Most recent answer: 10/22/2007

Q:
I am doing a science fair project on evaporation. I need some background information. Can you tell me where to look on the web? Can you give me any information that would help me? Thank you. ( I am a second grader)
- Spencer
A:
Spencer -

I'm not really sure what kind of information you're looking for, but here's some of what I know about evaporation:

There are three familiar states of matter: solids, liquids, and gases. If you heat up a solid, it will melt and turn into a liquid. (Some, like dry ice, will turn into gases without becoming liquids.) If you heat up a liquid, it will evaporate and turn into a gas.
 
To understand this, start with the picture that everything is made up of little things called atoms and molecules. The hotter something is, the faster these are moving.  When the molecules are moving faster, it gets harder for them to stay stuck together. In a solid, the molecules are stuck together very tightly in a regular pattern. In a liquid, they're moving around more, so they're able to slide around and break the regular pattern. If you heat that up more, they move so fast that they just fly apart as a gas.

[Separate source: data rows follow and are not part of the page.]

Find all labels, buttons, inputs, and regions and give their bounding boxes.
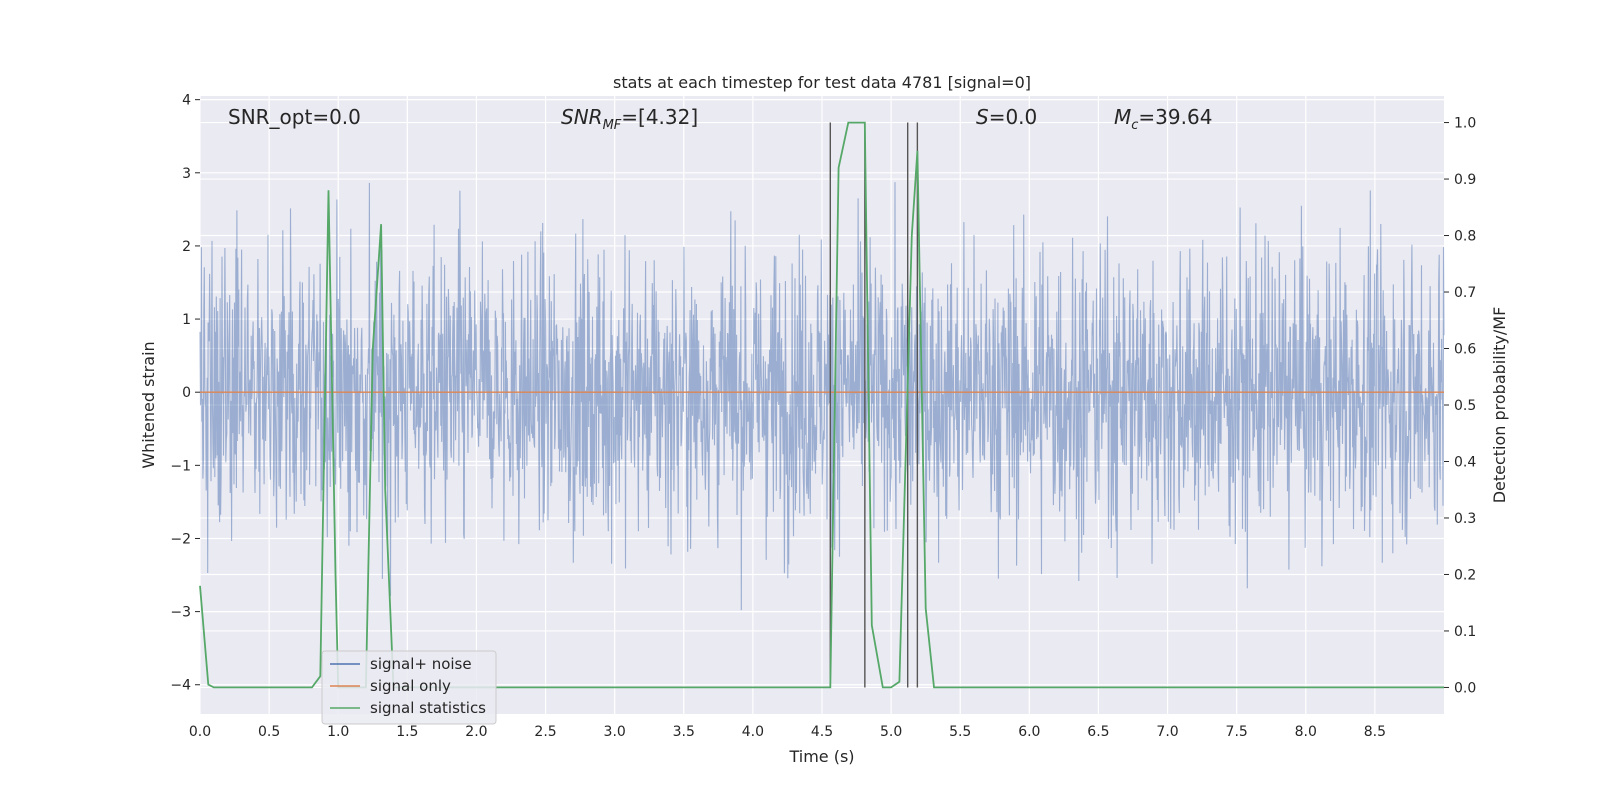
x-tick-label: 6.5	[1087, 724, 1109, 740]
annotation-snr-mf: SNRMF=[4.32]	[561, 105, 698, 133]
annotation-s: S=0.0	[976, 105, 1037, 129]
x-tick-label: 1.5	[396, 724, 418, 740]
legend-box	[321, 650, 497, 725]
y-axis-label: Whitened strain	[139, 341, 158, 468]
x-tick-label: 5.5	[949, 724, 971, 740]
x-tick-label: 3.5	[673, 724, 695, 740]
y2-tick-label: 0.4	[1454, 454, 1476, 470]
y2-tick-label: 0.9	[1454, 172, 1476, 188]
x-tick-label: 4.0	[742, 724, 764, 740]
x-tick-label: 4.5	[811, 724, 833, 740]
x-tick-label: 0.0	[189, 724, 211, 740]
x-tick-label: 0.5	[258, 724, 280, 740]
x-tick-label: 5.0	[880, 724, 902, 740]
y2-tick-label: 0.0	[1454, 680, 1476, 696]
y-tick-label: −4	[170, 678, 191, 694]
annotation-mc: Mc=39.64	[1114, 105, 1212, 133]
noise-trace	[199, 182, 1445, 611]
y2-tick-label: 0.3	[1454, 511, 1476, 527]
y2-tick-label: 0.2	[1454, 567, 1476, 583]
x-tick-label: 1.0	[327, 724, 349, 740]
x-tick-label: 2.0	[465, 724, 487, 740]
legend: signal+ noise signal only signal statist…	[321, 650, 497, 725]
legend-label-signal-only: signal only	[370, 677, 451, 695]
signal-statistics-line	[199, 121, 1444, 689]
x-tick-label: 3.0	[604, 724, 626, 740]
y2-tick-label: 0.1	[1454, 624, 1476, 640]
y2-tick-label: 0.6	[1454, 342, 1476, 358]
x-tick-label: 2.5	[534, 724, 556, 740]
y-tick-label: −3	[170, 605, 191, 621]
y-tick-label: −2	[170, 531, 191, 547]
x-tick-label: 7.5	[1226, 724, 1248, 740]
signal-noise-series	[199, 182, 1445, 611]
y-tick-label: 1	[182, 312, 191, 328]
legend-label-statistics: signal statistics	[370, 699, 486, 717]
y2-axis-label: Detection probability/MF	[1490, 307, 1509, 504]
x-tick-label: 7.0	[1156, 724, 1178, 740]
y2-tick-label: 0.7	[1454, 285, 1476, 301]
y2-tick-label: 1.0	[1454, 116, 1476, 132]
y-tick-label: 0	[182, 385, 191, 401]
y-tick-labels: 4 3 2 1 0 −1 −2 −3 −4	[170, 93, 200, 694]
legend-label-noise: signal+ noise	[370, 655, 472, 673]
y2-tick-labels: 1.0 0.9 0.8 0.7 0.6 0.5 0.4 0.3 0.2 0.1 0.0	[1444, 116, 1476, 696]
x-tick-label: 8.5	[1364, 724, 1386, 740]
chart-title: stats at each timestep for test data 478…	[613, 73, 1031, 92]
y2-tick-label: 0.5	[1454, 398, 1476, 414]
y-tick-label: 3	[182, 166, 191, 182]
x-tick-labels: 0.0 0.5 1.0 1.5 2.0 2.5 3.0 3.5 4.0 4.5 5.0 5.5 6.0 6…	[189, 724, 1386, 740]
y-tick-label: 4	[182, 93, 191, 109]
annotation-snr-opt: SNR_opt=0.0	[228, 105, 361, 129]
y-tick-label: −1	[170, 458, 191, 474]
x-tick-label: 6.0	[1018, 724, 1040, 740]
y-tick-label: 2	[182, 239, 191, 255]
x-axis-label: Time (s)	[788, 747, 854, 766]
y2-tick-label: 0.8	[1454, 229, 1476, 245]
x-tick-label: 8.0	[1295, 724, 1317, 740]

Some molecules will fly off the liquid surface at any temperature. If there are enough molecules of the same type in the nearby gas, they can be replaced by new molecules coming in from the gas to the liquid. Whether the liquid slowly evaporates, condenses, or stays the same depends on the balance between those rates. When the liquid gets too hot and/or the pressure gets too low, the evaporation will beat the condensation even if the nearby gas is completely made up of molecules from the liquid, not diluted by air or anything else. Then every little gas bubble grows, and the liquid boils away.

If the molecules in something tend to stick together more, then it will be harder to make them evaporate, so the boiling point will be very high. For example, the boiling point of diamond is 4200 degrees Celsius (that's really high). If the molecules don't tend to stick together very much, then they will evaporate more easily, at a lower temperature. For example nitrogen and oxygen (in air) are gases at room temperature. Water is sort of in the middle - it boils at 100 degrees Celsius.